A New Kind of Money
New kind of digital currency has been making its steps “into the world”, called Bitcoin. Bitcoin was founded in 2009 by Satoshi Nakamoto. The founder prefers to be unrecognised.
It is a digital currency, which works online and makes anonymous transactions between buyers and sellers across all over the world. It works through the mathematical formula and does not have any regulators controlling it. The digital currency can be exchanged for real traditional money. Bitcoin is gaining its popularity and is already used in many ways, such as WikiLeaks in order to accept donations.
A block chain is stored in every computer running bitcoin and registers every transaction between buyers and sellers. It is said that transactions are anonymous, although it is not entirely true. Anyone can see the transaction, but cannot see the transistor, but that is also not guaranteed, because having just a little more additional information, anyone can find out who is the transistor of a particular transaction.

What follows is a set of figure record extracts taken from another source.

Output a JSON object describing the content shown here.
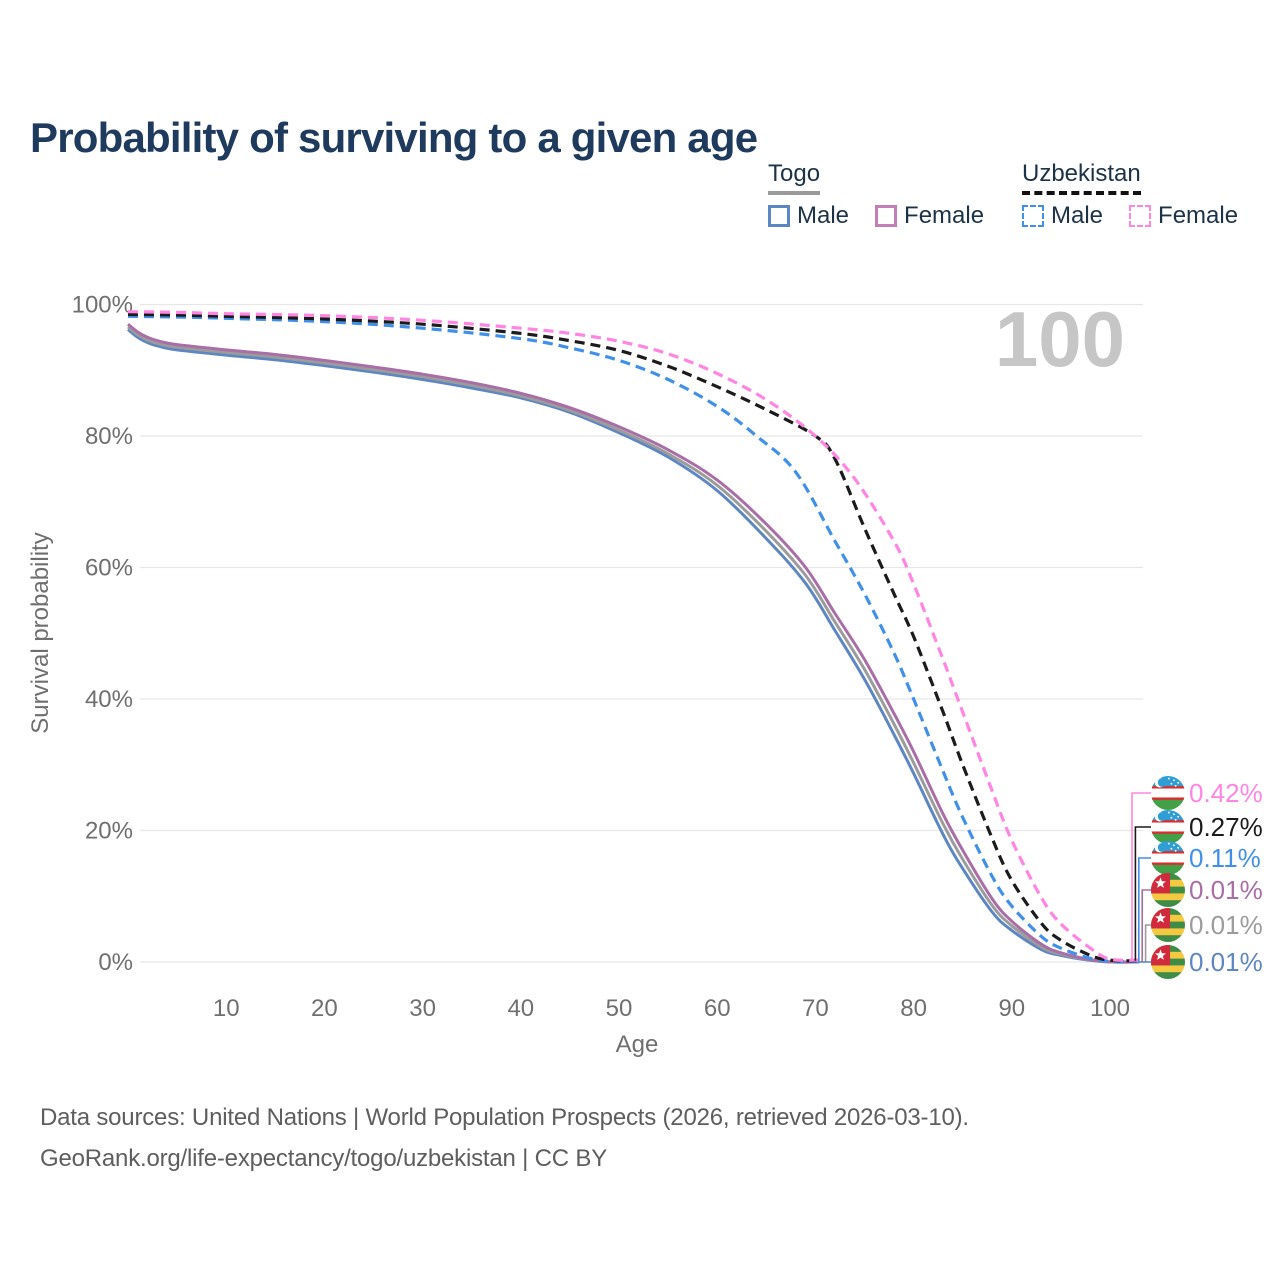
{
  "title": "Probability of surviving to a given age",
  "watermark": "100",
  "legend": {
    "groups": [
      {
        "country": "Togo",
        "line_style": "solid",
        "underline_color": "#9a9a9a",
        "items": [
          {
            "label": "Male",
            "color": "#5b87c5",
            "style": "solid"
          },
          {
            "label": "Female",
            "color": "#c17fb5",
            "style": "solid"
          }
        ]
      },
      {
        "country": "Uzbekistan",
        "line_style": "dashed",
        "underline_color": "#111111",
        "items": [
          {
            "label": "Male",
            "color": "#4190e8",
            "style": "dashed"
          },
          {
            "label": "Female",
            "color": "#ff85e3",
            "style": "dashed"
          }
        ]
      }
    ]
  },
  "chart_data": {
    "type": "line",
    "title": "Probability of surviving to a given age",
    "xlabel": "Age",
    "ylabel": "Survival probability",
    "xlim": [
      0,
      104
    ],
    "ylim": [
      0,
      100
    ],
    "grid": true,
    "x_ticks": [
      10,
      20,
      30,
      40,
      50,
      60,
      70,
      80,
      90,
      100
    ],
    "y_ticks": [
      {
        "value": 0,
        "label": "0%"
      },
      {
        "value": 20,
        "label": "20%"
      },
      {
        "value": 40,
        "label": "40%"
      },
      {
        "value": 60,
        "label": "60%"
      },
      {
        "value": 80,
        "label": "80%"
      },
      {
        "value": 100,
        "label": "100%"
      }
    ],
    "series": [
      {
        "name": "Togo Male",
        "country": "Togo",
        "flag": "tg",
        "sex": "male",
        "color": "#5e87c2",
        "dashed": false,
        "end_label": "0.01%",
        "label_row": 5,
        "points": [
          [
            0,
            96.2
          ],
          [
            1,
            95.0
          ],
          [
            2,
            94.2
          ],
          [
            3,
            93.7
          ],
          [
            5,
            93.1
          ],
          [
            10,
            92.3
          ],
          [
            15,
            91.6
          ],
          [
            20,
            90.7
          ],
          [
            25,
            89.7
          ],
          [
            30,
            88.6
          ],
          [
            35,
            87.3
          ],
          [
            40,
            85.8
          ],
          [
            45,
            83.6
          ],
          [
            50,
            80.5
          ],
          [
            55,
            76.8
          ],
          [
            60,
            71.7
          ],
          [
            65,
            64.4
          ],
          [
            69,
            57.6
          ],
          [
            72,
            50.4
          ],
          [
            75,
            43.0
          ],
          [
            78,
            34.6
          ],
          [
            80,
            28.7
          ],
          [
            83,
            19.4
          ],
          [
            85,
            14.2
          ],
          [
            88,
            7.6
          ],
          [
            90,
            4.8
          ],
          [
            93,
            1.9
          ],
          [
            95,
            1.0
          ],
          [
            98,
            0.25
          ],
          [
            100,
            0.01
          ],
          [
            103,
            0.01
          ]
        ]
      },
      {
        "name": "Togo Both sexes",
        "country": "Togo",
        "flag": "tg",
        "sex": "all",
        "color": "#9c9c9c",
        "dashed": false,
        "end_label": "0.01%",
        "label_row": 4,
        "points": [
          [
            0,
            96.6
          ],
          [
            1,
            95.4
          ],
          [
            2,
            94.6
          ],
          [
            3,
            94.1
          ],
          [
            5,
            93.5
          ],
          [
            10,
            92.7
          ],
          [
            15,
            92.0
          ],
          [
            20,
            91.1
          ],
          [
            25,
            90.1
          ],
          [
            30,
            89.0
          ],
          [
            35,
            87.7
          ],
          [
            40,
            86.1
          ],
          [
            45,
            83.9
          ],
          [
            50,
            80.9
          ],
          [
            55,
            77.3
          ],
          [
            60,
            72.5
          ],
          [
            65,
            65.5
          ],
          [
            69,
            58.8
          ],
          [
            72,
            51.7
          ],
          [
            75,
            44.5
          ],
          [
            78,
            36.2
          ],
          [
            80,
            30.3
          ],
          [
            83,
            21.0
          ],
          [
            85,
            15.6
          ],
          [
            88,
            8.6
          ],
          [
            90,
            5.5
          ],
          [
            93,
            2.3
          ],
          [
            95,
            1.2
          ],
          [
            98,
            0.3
          ],
          [
            100,
            0.01
          ],
          [
            103,
            0.01
          ]
        ]
      },
      {
        "name": "Togo Female",
        "country": "Togo",
        "flag": "tg",
        "sex": "female",
        "color": "#a96ea6",
        "dashed": false,
        "end_label": "0.01%",
        "label_row": 3,
        "points": [
          [
            0,
            97.0
          ],
          [
            1,
            95.8
          ],
          [
            2,
            95.0
          ],
          [
            3,
            94.5
          ],
          [
            5,
            93.9
          ],
          [
            10,
            93.1
          ],
          [
            15,
            92.4
          ],
          [
            20,
            91.5
          ],
          [
            25,
            90.5
          ],
          [
            30,
            89.4
          ],
          [
            35,
            88.1
          ],
          [
            40,
            86.5
          ],
          [
            45,
            84.3
          ],
          [
            50,
            81.4
          ],
          [
            55,
            77.9
          ],
          [
            60,
            73.3
          ],
          [
            65,
            66.6
          ],
          [
            69,
            60.0
          ],
          [
            72,
            53.0
          ],
          [
            75,
            46.0
          ],
          [
            78,
            37.8
          ],
          [
            80,
            32.0
          ],
          [
            83,
            22.5
          ],
          [
            85,
            17.0
          ],
          [
            88,
            9.6
          ],
          [
            90,
            6.2
          ],
          [
            93,
            2.7
          ],
          [
            95,
            1.4
          ],
          [
            98,
            0.35
          ],
          [
            100,
            0.01
          ],
          [
            103,
            0.01
          ]
        ]
      },
      {
        "name": "Uzbekistan Male",
        "country": "Uzbekistan",
        "flag": "uz",
        "sex": "male",
        "color": "#4190e8",
        "dashed": true,
        "end_label": "0.11%",
        "label_row": 2,
        "points": [
          [
            0,
            98.2
          ],
          [
            5,
            98.1
          ],
          [
            10,
            97.9
          ],
          [
            20,
            97.4
          ],
          [
            30,
            96.4
          ],
          [
            40,
            94.8
          ],
          [
            45,
            93.4
          ],
          [
            50,
            91.5
          ],
          [
            55,
            88.6
          ],
          [
            60,
            84.5
          ],
          [
            64,
            80.0
          ],
          [
            68,
            74.5
          ],
          [
            72,
            64.0
          ],
          [
            75,
            56.0
          ],
          [
            78,
            47.0
          ],
          [
            80,
            40.0
          ],
          [
            83,
            29.0
          ],
          [
            85,
            22.0
          ],
          [
            88,
            13.0
          ],
          [
            90,
            8.5
          ],
          [
            93,
            3.9
          ],
          [
            95,
            2.1
          ],
          [
            98,
            0.55
          ],
          [
            100,
            0.11
          ],
          [
            103,
            0.07
          ]
        ]
      },
      {
        "name": "Uzbekistan Both sexes",
        "country": "Uzbekistan",
        "flag": "uz",
        "sex": "all",
        "color": "#1b1b1b",
        "dashed": true,
        "end_label": "0.27%",
        "label_row": 1,
        "points": [
          [
            0,
            98.5
          ],
          [
            5,
            98.4
          ],
          [
            10,
            98.2
          ],
          [
            20,
            97.8
          ],
          [
            30,
            97.0
          ],
          [
            40,
            95.6
          ],
          [
            45,
            94.5
          ],
          [
            50,
            93.0
          ],
          [
            55,
            90.6
          ],
          [
            60,
            87.5
          ],
          [
            65,
            84.0
          ],
          [
            70,
            80.0
          ],
          [
            72,
            76.5
          ],
          [
            75,
            66.0
          ],
          [
            78,
            56.0
          ],
          [
            80,
            49.5
          ],
          [
            83,
            38.0
          ],
          [
            85,
            30.0
          ],
          [
            88,
            18.8
          ],
          [
            90,
            12.4
          ],
          [
            93,
            5.9
          ],
          [
            95,
            3.3
          ],
          [
            98,
            1.0
          ],
          [
            100,
            0.27
          ],
          [
            103,
            0.18
          ]
        ]
      },
      {
        "name": "Uzbekistan Female",
        "country": "Uzbekistan",
        "flag": "uz",
        "sex": "female",
        "color": "#ff85e3",
        "dashed": true,
        "end_label": "0.42%",
        "label_row": 0,
        "points": [
          [
            0,
            98.9
          ],
          [
            5,
            98.8
          ],
          [
            10,
            98.6
          ],
          [
            20,
            98.3
          ],
          [
            30,
            97.6
          ],
          [
            40,
            96.4
          ],
          [
            45,
            95.6
          ],
          [
            50,
            94.4
          ],
          [
            55,
            92.5
          ],
          [
            60,
            89.5
          ],
          [
            65,
            85.5
          ],
          [
            70,
            80.0
          ],
          [
            74,
            73.5
          ],
          [
            78,
            64.0
          ],
          [
            80,
            57.5
          ],
          [
            83,
            46.0
          ],
          [
            85,
            38.0
          ],
          [
            88,
            26.0
          ],
          [
            90,
            18.5
          ],
          [
            93,
            9.8
          ],
          [
            95,
            5.8
          ],
          [
            98,
            2.1
          ],
          [
            100,
            0.42
          ],
          [
            103,
            0.3
          ]
        ]
      }
    ],
    "end_labels": [
      {
        "value": "0.42%",
        "color": "#ff85e3",
        "flag": "uz"
      },
      {
        "value": "0.27%",
        "color": "#1b1b1b",
        "flag": "uz"
      },
      {
        "value": "0.11%",
        "color": "#4190e8",
        "flag": "uz"
      },
      {
        "value": "0.01%",
        "color": "#a96ea6",
        "flag": "tg"
      },
      {
        "value": "0.01%",
        "color": "#9c9c9c",
        "flag": "tg"
      },
      {
        "value": "0.01%",
        "color": "#5e87c2",
        "flag": "tg"
      }
    ],
    "legend_position": "top-right"
  },
  "footer": {
    "line1": "Data sources: United Nations | World Population Prospects (2026, retrieved 2026-03-10).",
    "line2": "GeoRank.org/life-expectancy/togo/uzbekistan | CC BY"
  }
}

Some of the world’s biggest financial institutions are concerned about mobile payment evolution and are very sceptical about it. Mobile payment systems bring evicted people into the global financial economy. Questions whether conventional, real money will still exist after the spread of ‘M- payments’ are popular subjects and discussions around the world. Most likely, digital currency and its system will not substitute for conventional banking and money. Moreover, this kind of rather new way of payment will most probably lead to an old- fashioned banking. As mobile- payment starts to gain its audience, it has also negative effect on companies, such as those who already make their profit out of transactions, like banks and credit card managers. Mobile payments are growing rapidly. For example, the report from Bank of Scotland has showed the total of global M-payments to be $223 billion in 2013 and a growth rate of 50 per cent a year over the last three years.

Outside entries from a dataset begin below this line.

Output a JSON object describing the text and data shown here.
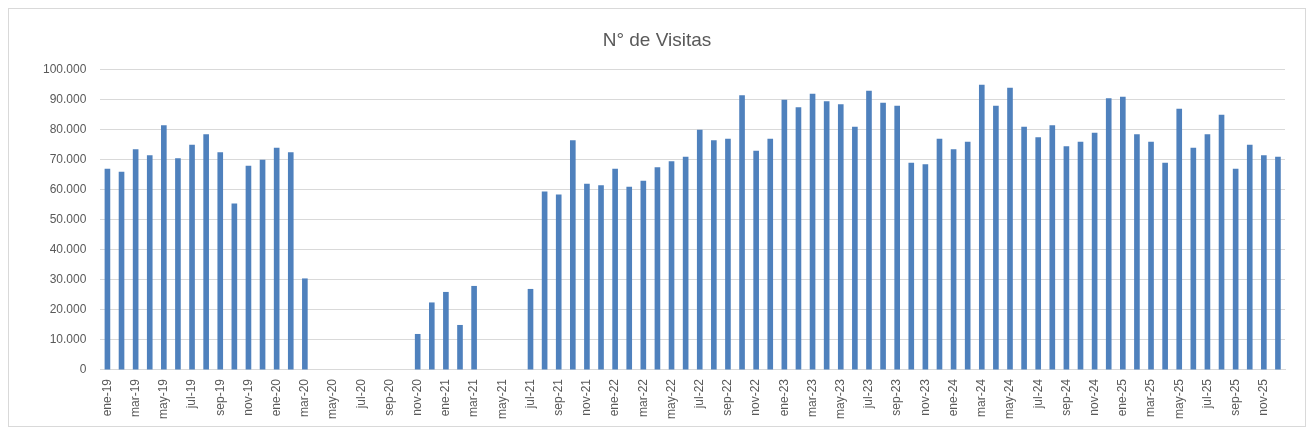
{
  "chart_data": {
    "type": "bar",
    "title": "N° de Visitas",
    "categories": [
      "ene-19",
      null,
      "mar-19",
      null,
      "may-19",
      null,
      "jul-19",
      null,
      "sep-19",
      null,
      "nov-19",
      null,
      "ene-20",
      null,
      "mar-20",
      null,
      "may-20",
      null,
      "jul-20",
      null,
      "sep-20",
      null,
      "nov-20",
      null,
      "ene-21",
      null,
      "mar-21",
      null,
      "may-21",
      null,
      "jul-21",
      null,
      "sep-21",
      null,
      "nov-21",
      null,
      "ene-22",
      null,
      "mar-22",
      null,
      "may-22",
      null,
      "jul-22",
      null,
      "sep-22",
      null,
      "nov-22",
      null,
      "ene-23",
      null,
      "mar-23",
      null,
      "may-23",
      null,
      "jul-23",
      null,
      "sep-23",
      null,
      "nov-23",
      null,
      "ene-24",
      null,
      "mar-24",
      null,
      "may-24",
      null,
      "jul-24",
      null,
      "sep-24",
      null,
      "nov-24",
      null,
      "ene-25",
      null,
      "mar-25",
      null,
      "may-25",
      null,
      "jul-25",
      null,
      "sep-25",
      null,
      "nov-25",
      null
    ],
    "series": [
      {
        "color": "#4f81bd",
        "values": [
          67000,
          66000,
          73500,
          71500,
          81500,
          70500,
          75000,
          78500,
          72500,
          55500,
          68000,
          70000,
          74000,
          72500,
          30500,
          null,
          null,
          null,
          null,
          null,
          null,
          null,
          12000,
          22500,
          26000,
          15000,
          28000,
          null,
          null,
          null,
          27000,
          59500,
          58500,
          76500,
          62000,
          61500,
          67000,
          61000,
          63000,
          67500,
          69500,
          71000,
          80000,
          76500,
          77000,
          91500,
          73000,
          77000,
          90000,
          87500,
          92000,
          89500,
          88500,
          81000,
          93000,
          89000,
          88000,
          69000,
          68500,
          77000,
          73500,
          76000,
          95000,
          88000,
          94000,
          81000,
          77500,
          81500,
          74500,
          76000,
          79000,
          90500,
          91000,
          78500,
          76000,
          69000,
          87000,
          74000,
          78500,
          85000,
          67000,
          75000,
          71500,
          71000
        ]
      }
    ],
    "ylim": [
      0,
      100000
    ],
    "yticks": [
      {
        "value": 0,
        "label": "0"
      },
      {
        "value": 10000,
        "label": "10.000"
      },
      {
        "value": 20000,
        "label": "20.000"
      },
      {
        "value": 30000,
        "label": "30.000"
      },
      {
        "value": 40000,
        "label": "40.000"
      },
      {
        "value": 50000,
        "label": "50.000"
      },
      {
        "value": 60000,
        "label": "60.000"
      },
      {
        "value": 70000,
        "label": "70.000"
      },
      {
        "value": 80000,
        "label": "80.000"
      },
      {
        "value": 90000,
        "label": "90.000"
      },
      {
        "value": 100000,
        "label": "100.000"
      }
    ],
    "grid": "y",
    "legend": false
  }
}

Governments have learned that information will be available for anyone through mobile communications and the political impact of this is already enormous. If mobile communications will become a leader of unregulated money, not regulated by anyone, may cause huge changes of the way people think and use money. The control of interest rates and the issuance of money would be irrelevant in that case. Capital controls would disappear entirely. Individuals will be able to control their risk and profit, therefore there are many who would like such a zero- regulation financial world. However, this might also not happen. In order for M- payment to become totally independent and far from traditional banking, it has to have its own currency. The most popular digital currency right now is Bitcoin. M- payment users are focused on reducing risk, which might come from instability of digital currency. Therefore, they are increasing the use of the US dollar and the euro, which are traditional trading currencies.
The question of who will take fees from mobile systems is still open. It can be Visa or MasterCard payment processors, or mobile operators, or even computing companies like Apple. Anyways, mobile system will need traditional bank account to complete the transaction.
Certainly digital payment is the future, but is it an unregulated future, which will totally change the global financial power structure? Those who have not made their “digital pockets” yet, are very likely to get it soon, where they will have their recognised currency and will rely partly on a bank that already exists. Therefore, there will be not significant changes and the future will most likely look like the past.